In questo contesto, era atteso che la Corte di Cassazione assicurasse un’interpretazione uniforme della legge, promuovendo la prevedibilità e comprensibilità delle sentenze, un ruolo che a volte sembra essere trascurato. Un esempio è il linguaggio non sempre adeguato utilizzato in alcune decisioni giudiziarie, come nel caso del cittadino del Bangladesh accusato di violenza domestica. E alla fine pure assolto – con una senteza incomprensibile. Alla fine Pinelli sostiene che, mentre è fondamentale che la magistratura interpreti e applichi correttamente le norme, è altrettanto cruciale evitare un approccio giurisprudenziale che tenda a crearne di nuove o a disapplicarle, soprattutto in situazioni dove la normativa esistente non è chiara o definita.
Sarà per questo che i giudici hanno chiamato in causa (si fa per dire…!) l’Accademia della Crusca?
Il Consiglio di Stato e l’Accademia della Crusca insieme per un uso più appropriato della lingua italiana nelle sentenze. «Le decisioni del giudice devono essere comprensibili a tutti, grazie a una motivazione chiara e un linguaggio appropriato. Il giudice non deve persuadere, ma dare conto della propria decisione, per questo profili processuali e forme di linguaggio devono stare insieme nella redazione della sentenza, che è la ragion d’essere del giudice», lo hanno sottolineato il Presidente del Consiglio di Stato, Filippo Patroni Griffi, e il Presidente dell’Accademia della Crusca ,Claudio Marazzini, sottoscrivendo l’accordo di collaborazione.

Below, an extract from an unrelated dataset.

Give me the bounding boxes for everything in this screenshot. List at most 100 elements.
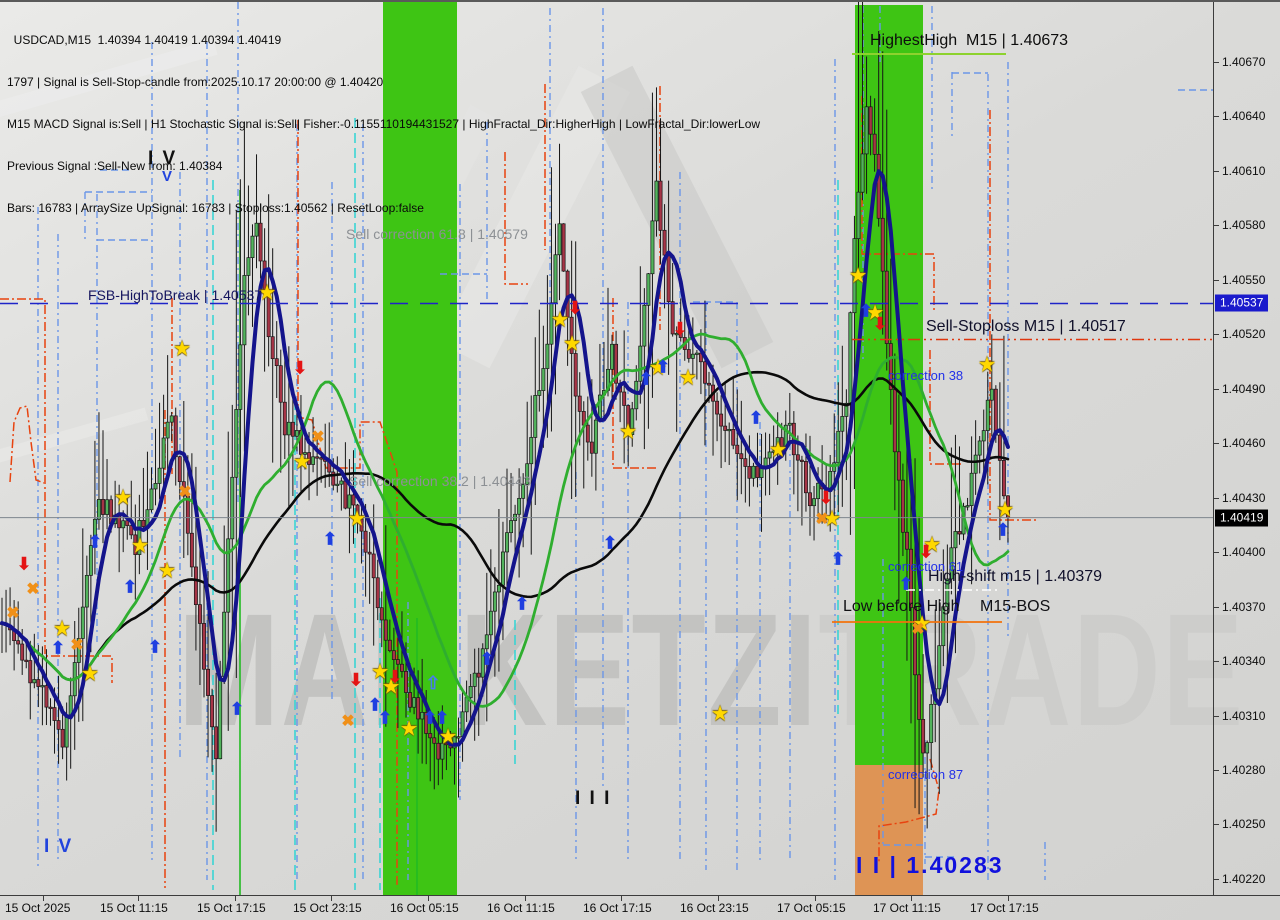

Sì, i limiti del linguaggio rispecchiano i limiti della nostra conoscenza – lo insegna Wittgenstein. Ma quando c’è di mezzo la vita delle persone, la chiarezza, la comprensibilità diventano un imperativo morale, direbbe Kant. Ma siamo sempre nel regno della filosofia. Reati, delitti, vittime hanno bisogno di giustizia – cioè di chiarezza.